We somehow managed to transport a mountain of food, an entire barbecue, a kite, seating, bedding and a lot more onto the island to enjoy a great afternoon of college friends and family fun.
The now infamous scotch eggs got another outing, some went to relieve the hunger pangs on the train to cork, the rest went to Dalkey Island, neither came back.

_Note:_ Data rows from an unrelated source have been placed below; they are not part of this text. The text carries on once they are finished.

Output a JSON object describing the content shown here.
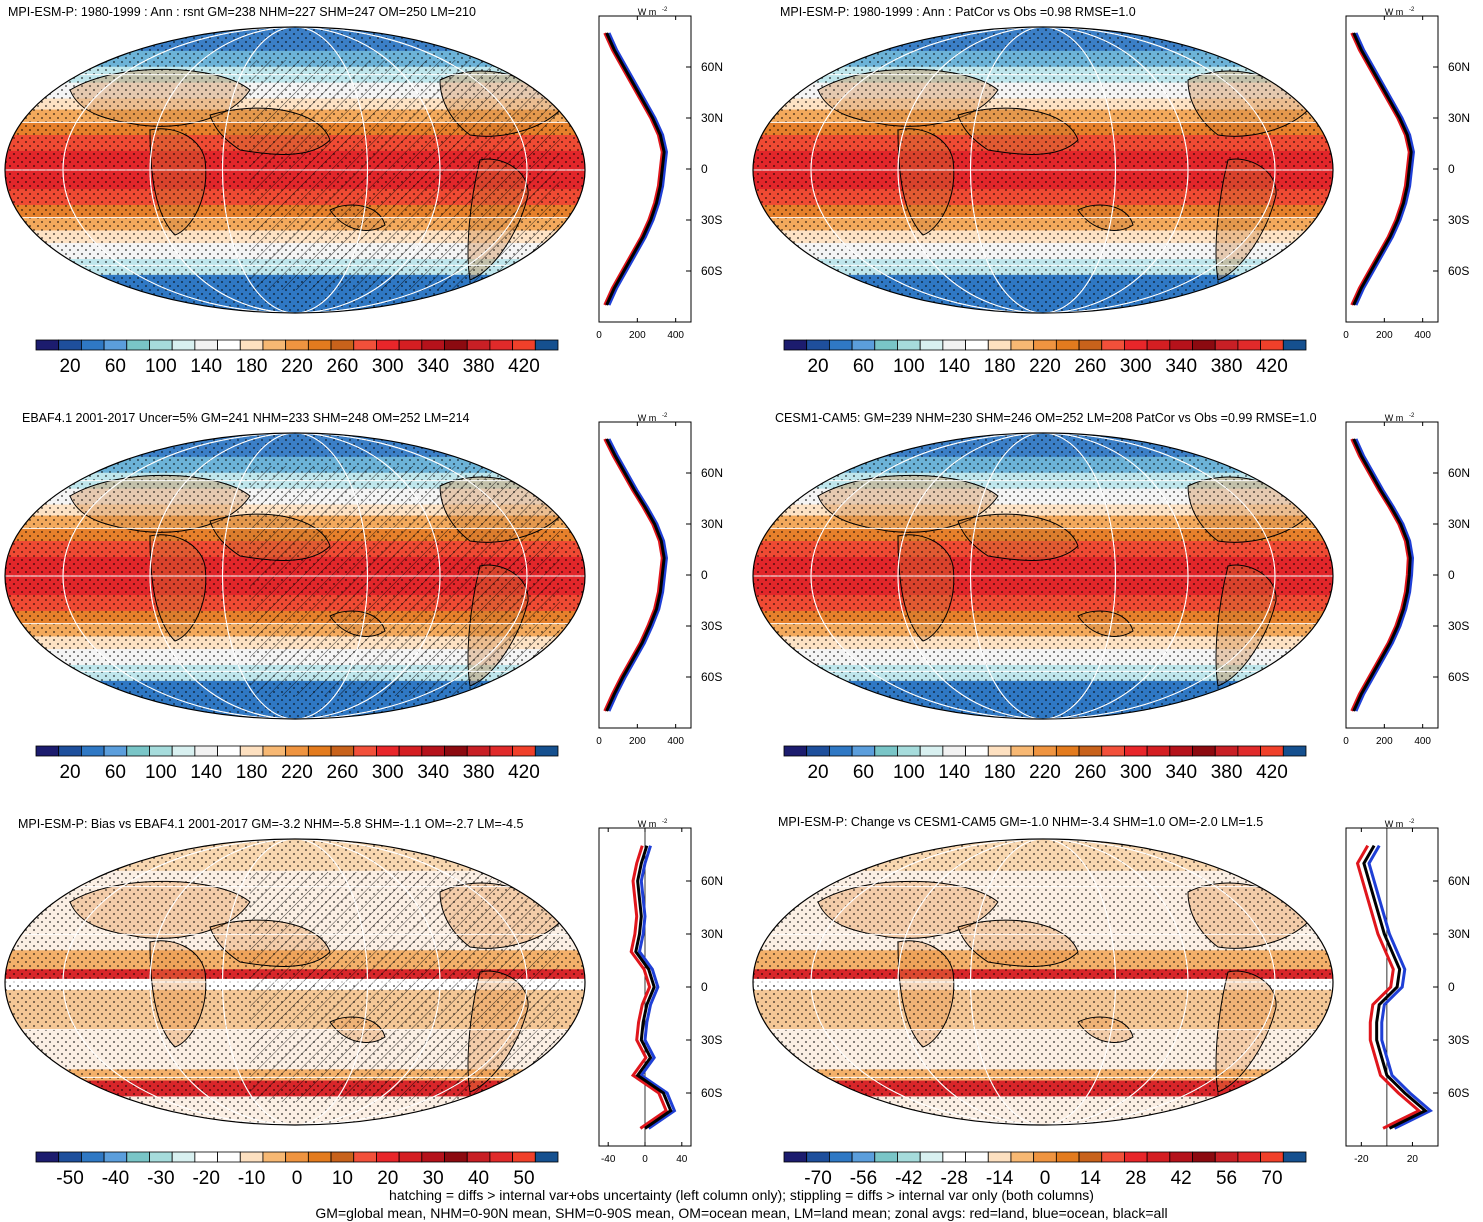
{
  "panels": [
    {
      "title": "MPI-ESM-P: 1980-1999 : Ann : rsnt GM=238 NHM=227 SHM=247 OM=250 LM=210",
      "kind": "clim",
      "hatch": true
    },
    {
      "title": "MPI-ESM-P: 1980-1999 : Ann : PatCor vs Obs =0.98 RMSE=1.0",
      "kind": "clim",
      "hatch": false
    },
    {
      "title": "EBAF4.1 2001-2017 Uncer=5% GM=241 NHM=233 SHM=248 OM=252 LM=214",
      "kind": "clim",
      "hatch": true
    },
    {
      "title": "CESM1-CAM5: GM=239 NHM=230 SHM=246 OM=252 LM=208 PatCor vs Obs =0.99 RMSE=1.0",
      "kind": "clim",
      "hatch": false
    },
    {
      "title": "MPI-ESM-P: Bias vs EBAF4.1 2001-2017 GM=-3.2 NHM=-5.8 SHM=-1.1 OM=-2.7 LM=-4.5",
      "kind": "diff",
      "hatch": true
    },
    {
      "title": "MPI-ESM-P: Change vs CESM1-CAM5 GM=-1.0 NHM=-3.4 SHM=1.0 OM=-2.0 LM=1.5",
      "kind": "diff",
      "hatch": false
    }
  ],
  "colorbars": {
    "clim": {
      "labels": [
        "20",
        "60",
        "100",
        "140",
        "180",
        "220",
        "260",
        "300",
        "340",
        "380",
        "420"
      ],
      "colors": [
        "#1c1c6e",
        "#1e4f9c",
        "#2f78c4",
        "#5b9edc",
        "#79c5c7",
        "#a6dcdc",
        "#d8f0f0",
        "#f2f2f2",
        "#ffffff",
        "#fde0c0",
        "#f7b873",
        "#ef9440",
        "#e37b1e",
        "#c8621b",
        "#f2503a",
        "#e8262a",
        "#d41e22",
        "#b5121b",
        "#8c0a10",
        "#c81f25",
        "#e02a2a",
        "#f0402a",
        "#15508f"
      ]
    },
    "bias": {
      "labels": [
        "-50",
        "-40",
        "-30",
        "-20",
        "-10",
        "0",
        "10",
        "20",
        "30",
        "40",
        "50"
      ]
    },
    "change": {
      "labels": [
        "-70",
        "-56",
        "-42",
        "-28",
        "-14",
        "0",
        "14",
        "28",
        "42",
        "56",
        "70"
      ]
    }
  },
  "zonal_axis": {
    "unit": "W m",
    "unit_sup": "-2",
    "lat_labels": [
      "60N",
      "30N",
      "0",
      "30S",
      "60S"
    ],
    "clim_x_ticks": [
      "0",
      "200",
      "400"
    ],
    "bias_x_ticks": [
      "-40",
      "0",
      "40"
    ],
    "change_x_ticks": [
      "-20",
      "20"
    ]
  },
  "chart_data": {
    "type": "line",
    "series_legend": {
      "red": "land",
      "blue": "ocean",
      "black": "all"
    },
    "lat": [
      80,
      70,
      60,
      50,
      40,
      30,
      20,
      10,
      0,
      -10,
      -20,
      -30,
      -40,
      -50,
      -60,
      -70,
      -80
    ],
    "clim_mpi_all": [
      40,
      80,
      130,
      180,
      230,
      280,
      320,
      340,
      330,
      320,
      300,
      270,
      230,
      180,
      130,
      80,
      40
    ],
    "clim_obs_all": [
      40,
      85,
      135,
      185,
      240,
      290,
      325,
      340,
      330,
      320,
      300,
      265,
      225,
      175,
      125,
      80,
      40
    ],
    "clim_cesm_all": [
      40,
      80,
      130,
      180,
      235,
      285,
      320,
      335,
      330,
      320,
      300,
      270,
      230,
      180,
      130,
      80,
      40
    ],
    "bias_all": [
      2,
      -4,
      -8,
      -6,
      -4,
      -6,
      -10,
      4,
      10,
      2,
      -2,
      -4,
      6,
      -8,
      20,
      28,
      0
    ],
    "change_all": [
      -10,
      -18,
      -14,
      -10,
      -6,
      -2,
      4,
      10,
      8,
      -6,
      -8,
      -8,
      -4,
      0,
      14,
      30,
      2
    ]
  },
  "footer": {
    "line1": "hatching = diffs > internal var+obs uncertainty (left column only); stippling = diffs > internal var only (both columns)",
    "line2": "GM=global mean, NHM=0-90N mean, SHM=0-90S mean, OM=ocean mean, LM=land mean; zonal avgs: red=land, blue=ocean, black=all"
  }
}
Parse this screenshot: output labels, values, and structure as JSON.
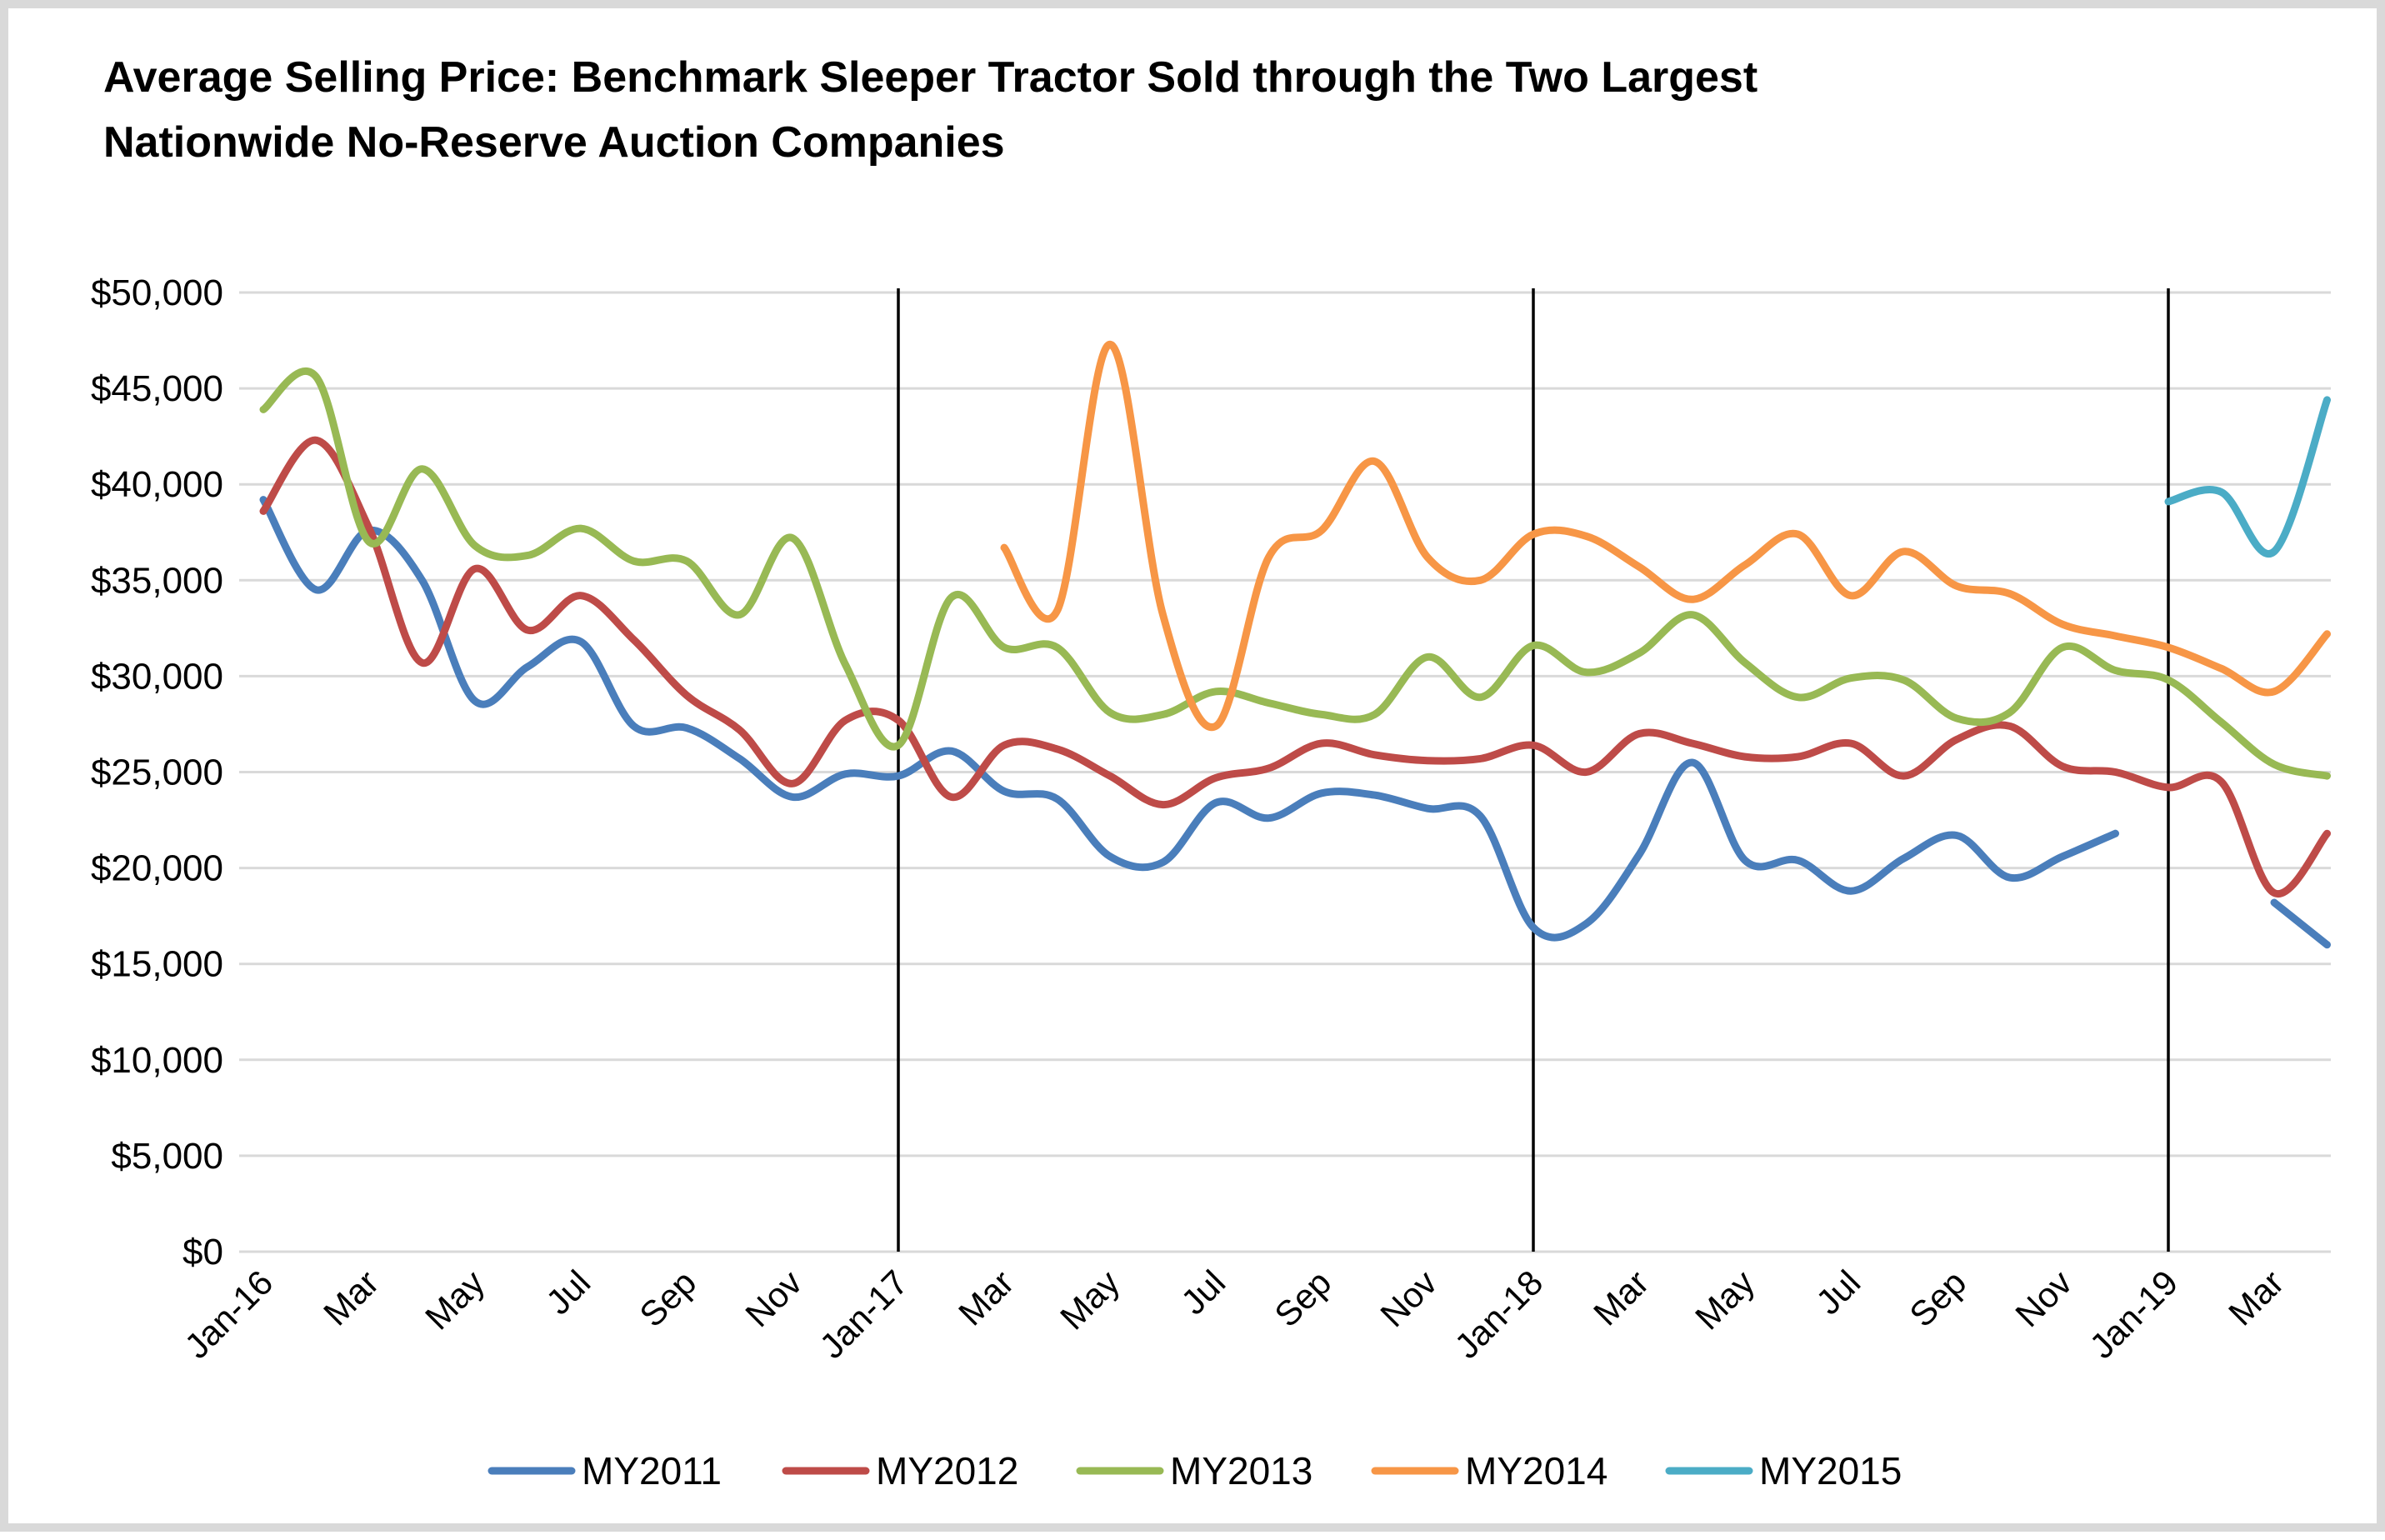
{
  "chart_data": {
    "type": "line",
    "title_lines": [
      "Average Selling Price: Benchmark Sleeper Tractor Sold through the Two Largest",
      "Nationwide No-Reserve Auction Companies"
    ],
    "xlabel": "",
    "ylabel": "",
    "ylim": [
      0,
      50000
    ],
    "y_ticks": [
      "$0",
      "$5,000",
      "$10,000",
      "$15,000",
      "$20,000",
      "$25,000",
      "$30,000",
      "$35,000",
      "$40,000",
      "$45,000",
      "$50,000"
    ],
    "y_tick_values": [
      0,
      5000,
      10000,
      15000,
      20000,
      25000,
      30000,
      35000,
      40000,
      45000,
      50000
    ],
    "x_tick_labels": [
      "Jan-16",
      "Mar",
      "May",
      "Jul",
      "Sep",
      "Nov",
      "Jan-17",
      "Mar",
      "May",
      "Jul",
      "Sep",
      "Nov",
      "Jan-18",
      "Mar",
      "May",
      "Jul",
      "Sep",
      "Nov",
      "Jan-19",
      "Mar"
    ],
    "x_tick_months": [
      0,
      2,
      4,
      6,
      8,
      10,
      12,
      14,
      16,
      18,
      20,
      22,
      24,
      26,
      28,
      30,
      32,
      34,
      36,
      38
    ],
    "categories": [
      "Jan-16",
      "Feb-16",
      "Mar-16",
      "Apr-16",
      "May-16",
      "Jun-16",
      "Jul-16",
      "Aug-16",
      "Sep-16",
      "Oct-16",
      "Nov-16",
      "Dec-16",
      "Jan-17",
      "Feb-17",
      "Mar-17",
      "Apr-17",
      "May-17",
      "Jun-17",
      "Jul-17",
      "Aug-17",
      "Sep-17",
      "Oct-17",
      "Nov-17",
      "Dec-17",
      "Jan-18",
      "Feb-18",
      "Mar-18",
      "Apr-18",
      "May-18",
      "Jun-18",
      "Jul-18",
      "Aug-18",
      "Sep-18",
      "Oct-18",
      "Nov-18",
      "Dec-18",
      "Jan-19",
      "Feb-19",
      "Mar-19",
      "Apr-19"
    ],
    "vertical_lines_at": [
      "Jan-17",
      "Jan-18",
      "Jan-19"
    ],
    "grid": "horizontal",
    "legend_position": "bottom",
    "series": [
      {
        "name": "MY2011",
        "color": "#4a7ebb",
        "values": [
          39200,
          34500,
          37600,
          35000,
          28700,
          30500,
          31800,
          27400,
          27300,
          25700,
          23700,
          24900,
          24800,
          26100,
          24000,
          23600,
          20600,
          20300,
          23400,
          22600,
          23900,
          23800,
          23100,
          22700,
          16900,
          17100,
          20700,
          25500,
          20400,
          20400,
          18800,
          20500,
          21700,
          19500,
          20600,
          21800,
          null,
          null,
          18200,
          16000
        ]
      },
      {
        "name": "MY2012",
        "color": "#be4b48",
        "values": [
          38600,
          42300,
          37700,
          30700,
          35600,
          32400,
          34200,
          31900,
          29000,
          27200,
          24400,
          27700,
          27700,
          23700,
          26400,
          26200,
          24800,
          23300,
          24700,
          25200,
          26500,
          25900,
          25600,
          25700,
          26400,
          25000,
          27000,
          26500,
          25800,
          25800,
          26500,
          24800,
          26700,
          27400,
          25300,
          25000,
          24200,
          24500,
          18700,
          21800
        ]
      },
      {
        "name": "MY2013",
        "color": "#98b954",
        "values": [
          43900,
          45600,
          37000,
          40800,
          36800,
          36300,
          37700,
          36000,
          36000,
          33200,
          37200,
          30600,
          26400,
          34100,
          31500,
          31500,
          28100,
          28000,
          29200,
          28600,
          28000,
          28000,
          31000,
          28900,
          31600,
          30200,
          31200,
          33200,
          30700,
          28900,
          29900,
          29800,
          27800,
          28100,
          31500,
          30300,
          29800,
          27600,
          25400,
          24800
        ]
      },
      {
        "name": "MY2014",
        "color": "#f79646",
        "values": [
          null,
          null,
          null,
          null,
          null,
          null,
          null,
          null,
          null,
          null,
          null,
          null,
          null,
          null,
          36700,
          33400,
          47300,
          33200,
          27400,
          36200,
          37600,
          41200,
          36200,
          35000,
          37400,
          37300,
          35700,
          34000,
          35800,
          37400,
          34200,
          36500,
          34700,
          34300,
          32700,
          32100,
          31500,
          30400,
          29200,
          32200
        ]
      },
      {
        "name": "MY2015",
        "color": "#4bacc6",
        "values": [
          null,
          null,
          null,
          null,
          null,
          null,
          null,
          null,
          null,
          null,
          null,
          null,
          null,
          null,
          null,
          null,
          null,
          null,
          null,
          null,
          null,
          null,
          null,
          null,
          null,
          null,
          null,
          null,
          null,
          null,
          null,
          null,
          null,
          null,
          null,
          null,
          39100,
          39600,
          36500,
          44400
        ]
      }
    ]
  }
}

                                            wrapped scotch eggs to eat on the Cork train

I made a summer salad which was great to transport as it did not wilt and looked very presentable even after a hot half-hour car journey and a cool ten minute boat trip.  I took care not to label it a Greek salad because it is not really a true Greek salad, and given Ireland's current financial relationship with Greece,  I did want people to eat it! 



You will need:

some ripe, colourful tomatoes, sliced
about 6 radishes, sliced finely
12 oily, black Provencale olives, pitted
barrel aged feta
5 spring onions, chopped finely
a handful of mint leaves
3 tblsps extra virgin olive oil

Feta is key to this salad as it adds a lovely dry-ish texture to the tomatoes and the crunch of the radishes, the you get the hit of one of the olives...its great.
This made a side salad for about 8 adults.  Adjust the quantities as you like.

The Feta
I bought the Greek feta from Fallon & Byrne - it is a barrel-aged feta and the production process lasts about two months. It begins with pasteurized milk from local herds of sheep and goats that graze freely on pastures near the dairy. Greek regulations require that feta be at least 70 percent sheep's milk, with the remainder goat's milk. Sheep's milk is richer and more desirable, but sheep are shy producers, so supplementing with goat's milk is allowed.  I do not know the exact percentage of sheep/goats milk in this particular one that I bought but I will find out as it is very tasty and I will buy it again


The Tomatoes


I used a mixture of tomatoes for this, the small cherry tomatoes on the vine, some large beef tomatoes, some green zebras with the little yellow stripes, a few yellow ones and some regular sized on the vine - they were like a strange collection of heirloom tomatoes from a grannies garden, but the variety of colours and shapes look great on a plate.

To assemble:
Slice the larger tomatoes, half the cherry tomatoes and arrange in a bowl.  Mix through the radish slices, the spring onions and the black olives.  Drizzle over the olive oil and toss together with the mint leaves and a little salt and black pepper.

Serve and enjoy.  We ate this today with delicious beef burgers speckled with little chunks of mozzarella, some really sweet king prawns all cooked to perfection on the barbecue, under the not so pale Irish sunshine with the happy sound of children's shrieks and happy laughter ...  a really great day out.